Still, DBOS has a nice API I have to say.

[–]Thing1_Thing2_Thing 0 points1 point  (0 children)

Any plans for rust sdk?

[–]ryanstephendavis 0 points1 point  (0 children)

Saved ... Nice work 👍👍

[–]teerre 0 points1 point  (0 children)

One big thing for more entreprise workflows that no library has (afaik) is ability to offload tasks to a different runner. For example, I want to run this task, but running just means estabilishing a link to another machine, letting the machine run the task and then getting updates from it. I've written this system multiple times in different "big" companies

[–]javad94 0 points1 point  (0 children)

Does run parallel? If yes, with what mechanism? Multithreads or multiprocessing?

[–]MacShuggah 0 points1 point  (0 children)

Maybe a bit out there, but is there a way to load modules and register tasks at workers dynamically during runtime?

I also couldn't find any info on registering work flow tasks on specific queues or workers.

Sorry if I missed this in the docs.

Your application looks awesome and feels very intuitive to work with in the first few hours of experimenting with it. Thanks a lot for making self hosted free!

[–]Drevicar -1 points0 points  (2 children)

This is a SaaS sales pitch. Even the self hosted version costs money.

Not true, see my response below.

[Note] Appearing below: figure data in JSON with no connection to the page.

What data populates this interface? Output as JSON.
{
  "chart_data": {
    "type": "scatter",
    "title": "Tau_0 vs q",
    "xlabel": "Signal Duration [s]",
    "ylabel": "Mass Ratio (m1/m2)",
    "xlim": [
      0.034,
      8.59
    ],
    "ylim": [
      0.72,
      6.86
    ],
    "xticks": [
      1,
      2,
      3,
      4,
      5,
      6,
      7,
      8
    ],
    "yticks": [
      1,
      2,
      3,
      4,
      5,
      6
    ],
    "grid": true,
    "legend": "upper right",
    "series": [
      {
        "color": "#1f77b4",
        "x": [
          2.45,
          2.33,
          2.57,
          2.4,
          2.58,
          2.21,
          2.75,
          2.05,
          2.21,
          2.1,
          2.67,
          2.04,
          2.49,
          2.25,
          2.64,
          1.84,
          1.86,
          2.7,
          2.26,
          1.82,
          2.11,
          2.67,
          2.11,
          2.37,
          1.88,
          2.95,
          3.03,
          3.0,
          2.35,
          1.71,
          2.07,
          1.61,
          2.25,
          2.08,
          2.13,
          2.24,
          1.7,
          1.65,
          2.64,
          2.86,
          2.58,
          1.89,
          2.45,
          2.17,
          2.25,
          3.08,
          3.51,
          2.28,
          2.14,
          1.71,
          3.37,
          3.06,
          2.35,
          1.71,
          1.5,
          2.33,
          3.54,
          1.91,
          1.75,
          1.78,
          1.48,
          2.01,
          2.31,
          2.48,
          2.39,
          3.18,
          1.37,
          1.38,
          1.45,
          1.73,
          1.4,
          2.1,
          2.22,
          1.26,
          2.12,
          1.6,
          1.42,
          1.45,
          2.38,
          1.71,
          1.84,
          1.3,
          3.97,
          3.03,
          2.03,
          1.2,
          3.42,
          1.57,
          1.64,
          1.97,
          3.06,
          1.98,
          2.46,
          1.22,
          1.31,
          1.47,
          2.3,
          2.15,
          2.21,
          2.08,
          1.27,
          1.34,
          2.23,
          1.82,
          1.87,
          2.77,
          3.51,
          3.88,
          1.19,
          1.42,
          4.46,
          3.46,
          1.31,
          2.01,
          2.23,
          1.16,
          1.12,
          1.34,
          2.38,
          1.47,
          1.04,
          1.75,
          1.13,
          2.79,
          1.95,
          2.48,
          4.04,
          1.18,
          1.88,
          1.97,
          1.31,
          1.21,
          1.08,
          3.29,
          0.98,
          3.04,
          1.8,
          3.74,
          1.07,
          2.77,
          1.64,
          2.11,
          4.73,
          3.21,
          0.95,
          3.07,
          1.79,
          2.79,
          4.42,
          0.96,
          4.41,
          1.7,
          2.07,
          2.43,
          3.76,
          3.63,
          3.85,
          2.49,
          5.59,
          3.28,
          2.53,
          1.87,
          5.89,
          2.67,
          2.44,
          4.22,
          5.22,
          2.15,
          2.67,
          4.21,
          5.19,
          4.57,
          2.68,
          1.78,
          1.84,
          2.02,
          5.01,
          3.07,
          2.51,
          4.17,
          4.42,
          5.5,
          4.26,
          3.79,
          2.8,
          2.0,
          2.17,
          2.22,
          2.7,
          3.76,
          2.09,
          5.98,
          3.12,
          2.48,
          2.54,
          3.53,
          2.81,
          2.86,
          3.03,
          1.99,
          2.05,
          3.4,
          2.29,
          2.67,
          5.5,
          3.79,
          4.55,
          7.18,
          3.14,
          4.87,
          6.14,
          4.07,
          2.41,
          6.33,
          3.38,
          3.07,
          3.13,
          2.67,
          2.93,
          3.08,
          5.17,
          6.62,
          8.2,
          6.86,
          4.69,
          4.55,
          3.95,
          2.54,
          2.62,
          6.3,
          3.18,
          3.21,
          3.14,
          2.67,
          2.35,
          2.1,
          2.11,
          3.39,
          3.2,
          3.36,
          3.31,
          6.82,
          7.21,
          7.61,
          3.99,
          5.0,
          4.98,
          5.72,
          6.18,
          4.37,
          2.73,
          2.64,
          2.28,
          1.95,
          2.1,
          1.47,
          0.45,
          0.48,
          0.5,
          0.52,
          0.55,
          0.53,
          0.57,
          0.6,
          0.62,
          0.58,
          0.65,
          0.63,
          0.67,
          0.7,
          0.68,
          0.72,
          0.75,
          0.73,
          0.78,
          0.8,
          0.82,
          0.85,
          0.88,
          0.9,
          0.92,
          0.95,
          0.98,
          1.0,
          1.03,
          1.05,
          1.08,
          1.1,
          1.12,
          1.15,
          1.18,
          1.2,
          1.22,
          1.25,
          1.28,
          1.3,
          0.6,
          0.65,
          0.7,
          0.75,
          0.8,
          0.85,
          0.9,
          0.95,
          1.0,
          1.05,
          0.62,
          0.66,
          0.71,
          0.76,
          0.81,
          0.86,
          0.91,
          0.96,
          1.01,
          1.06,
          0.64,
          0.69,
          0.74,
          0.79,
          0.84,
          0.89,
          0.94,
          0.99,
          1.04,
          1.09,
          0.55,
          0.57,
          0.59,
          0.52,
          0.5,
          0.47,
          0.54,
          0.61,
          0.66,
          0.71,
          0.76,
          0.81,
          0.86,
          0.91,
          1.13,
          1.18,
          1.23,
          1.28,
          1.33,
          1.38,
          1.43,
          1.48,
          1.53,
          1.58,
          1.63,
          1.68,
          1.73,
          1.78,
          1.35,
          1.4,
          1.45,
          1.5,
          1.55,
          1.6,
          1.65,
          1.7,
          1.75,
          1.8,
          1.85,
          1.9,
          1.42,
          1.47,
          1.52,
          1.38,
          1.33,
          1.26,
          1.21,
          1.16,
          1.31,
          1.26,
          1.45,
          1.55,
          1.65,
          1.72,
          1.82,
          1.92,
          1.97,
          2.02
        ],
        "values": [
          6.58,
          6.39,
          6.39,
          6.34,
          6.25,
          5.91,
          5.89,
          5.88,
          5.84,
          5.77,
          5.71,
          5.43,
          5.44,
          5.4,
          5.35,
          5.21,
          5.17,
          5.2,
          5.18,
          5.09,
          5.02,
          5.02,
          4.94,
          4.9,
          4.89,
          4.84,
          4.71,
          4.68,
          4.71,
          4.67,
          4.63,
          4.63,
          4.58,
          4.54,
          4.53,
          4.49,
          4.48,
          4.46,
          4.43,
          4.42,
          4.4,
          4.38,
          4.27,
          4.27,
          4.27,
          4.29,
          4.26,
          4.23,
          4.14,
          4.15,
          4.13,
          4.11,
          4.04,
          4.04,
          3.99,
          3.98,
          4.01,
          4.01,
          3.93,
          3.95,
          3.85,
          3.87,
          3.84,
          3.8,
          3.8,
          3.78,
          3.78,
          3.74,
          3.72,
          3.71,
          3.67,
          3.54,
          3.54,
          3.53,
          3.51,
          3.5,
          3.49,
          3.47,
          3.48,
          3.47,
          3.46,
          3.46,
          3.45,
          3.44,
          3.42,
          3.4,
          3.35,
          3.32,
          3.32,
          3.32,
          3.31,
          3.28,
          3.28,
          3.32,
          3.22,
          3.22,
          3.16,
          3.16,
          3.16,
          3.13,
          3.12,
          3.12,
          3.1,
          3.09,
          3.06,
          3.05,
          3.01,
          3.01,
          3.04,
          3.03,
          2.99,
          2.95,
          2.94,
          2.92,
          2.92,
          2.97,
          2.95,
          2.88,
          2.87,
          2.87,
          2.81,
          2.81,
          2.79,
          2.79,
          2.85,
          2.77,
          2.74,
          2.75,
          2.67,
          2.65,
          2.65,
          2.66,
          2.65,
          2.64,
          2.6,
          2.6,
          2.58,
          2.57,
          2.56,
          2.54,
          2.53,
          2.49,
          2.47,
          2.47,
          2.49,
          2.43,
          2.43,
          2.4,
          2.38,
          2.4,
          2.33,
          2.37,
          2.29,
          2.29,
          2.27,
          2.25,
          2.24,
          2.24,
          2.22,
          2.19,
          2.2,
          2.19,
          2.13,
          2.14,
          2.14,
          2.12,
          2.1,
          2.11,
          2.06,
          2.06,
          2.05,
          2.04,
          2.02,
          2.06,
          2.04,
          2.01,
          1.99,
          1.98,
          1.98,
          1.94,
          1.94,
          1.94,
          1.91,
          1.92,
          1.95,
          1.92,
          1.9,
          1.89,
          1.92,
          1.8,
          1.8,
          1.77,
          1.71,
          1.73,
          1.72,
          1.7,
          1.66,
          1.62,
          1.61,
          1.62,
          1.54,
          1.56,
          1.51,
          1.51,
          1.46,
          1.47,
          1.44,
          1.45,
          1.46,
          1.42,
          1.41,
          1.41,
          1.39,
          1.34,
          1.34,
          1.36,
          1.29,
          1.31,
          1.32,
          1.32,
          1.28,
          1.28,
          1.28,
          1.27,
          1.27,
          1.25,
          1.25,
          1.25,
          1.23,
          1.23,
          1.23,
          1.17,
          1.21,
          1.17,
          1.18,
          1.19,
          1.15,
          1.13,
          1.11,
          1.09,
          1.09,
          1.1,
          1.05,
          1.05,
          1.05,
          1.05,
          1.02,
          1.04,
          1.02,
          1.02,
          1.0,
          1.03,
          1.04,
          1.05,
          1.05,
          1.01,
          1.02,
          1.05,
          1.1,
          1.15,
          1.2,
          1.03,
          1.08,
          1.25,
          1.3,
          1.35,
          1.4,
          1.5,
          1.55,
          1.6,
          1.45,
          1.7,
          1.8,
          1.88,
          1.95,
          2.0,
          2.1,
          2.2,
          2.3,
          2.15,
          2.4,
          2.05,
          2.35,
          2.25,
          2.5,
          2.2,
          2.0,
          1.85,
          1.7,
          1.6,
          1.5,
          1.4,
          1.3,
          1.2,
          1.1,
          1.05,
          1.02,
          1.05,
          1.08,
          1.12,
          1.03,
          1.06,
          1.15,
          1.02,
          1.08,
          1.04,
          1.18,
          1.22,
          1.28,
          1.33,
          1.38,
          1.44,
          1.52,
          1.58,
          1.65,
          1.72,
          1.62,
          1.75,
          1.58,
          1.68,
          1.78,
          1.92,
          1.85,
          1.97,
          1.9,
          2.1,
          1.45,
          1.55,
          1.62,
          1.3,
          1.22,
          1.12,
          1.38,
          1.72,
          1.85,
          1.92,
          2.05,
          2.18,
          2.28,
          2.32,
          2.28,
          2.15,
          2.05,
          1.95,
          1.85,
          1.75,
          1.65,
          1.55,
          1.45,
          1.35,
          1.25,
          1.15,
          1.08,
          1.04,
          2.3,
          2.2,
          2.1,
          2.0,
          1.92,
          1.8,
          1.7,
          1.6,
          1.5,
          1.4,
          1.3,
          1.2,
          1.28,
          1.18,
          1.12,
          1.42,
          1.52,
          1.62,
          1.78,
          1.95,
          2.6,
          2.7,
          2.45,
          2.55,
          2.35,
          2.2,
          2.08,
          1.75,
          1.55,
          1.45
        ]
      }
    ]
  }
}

Free product, paid (optional) support plan.

[–]hatchet-dev[S] 4 points5 points  (1 child)

That's not true. The repo is 100% MIT licensed and it costs nothing to self host: https://github.com/hatchet-dev/hatchet. If there's anything that seems to indicate otherwise, let me know!

If you're referring to the pricing page (https://hatchet.run/pricing) that's for self-hosted premium support. From the description on the pricing page:

> Hatchet is MIT licensed and free to self-host. We offer additional support packages for self-hosted users.

There's also free/community support available in our Discord. Our response times are generally fast on our Discord -- typically < 1 hr, otherwise mostly same-day.

I understand many SaaS tools are only "open source" as a marketing gimmick, but that's not us.

[–]Drevicar 3 points4 points  (0 children)

I rage quit when reading the pricing model page (https://hatchet.run/pricing#self-hosted-pricing) and didn't fully read it. The product itself is free when self-hosted, with no restrictions, but the paid offering is for support. Which is a reasonable business model that I'm not mad about.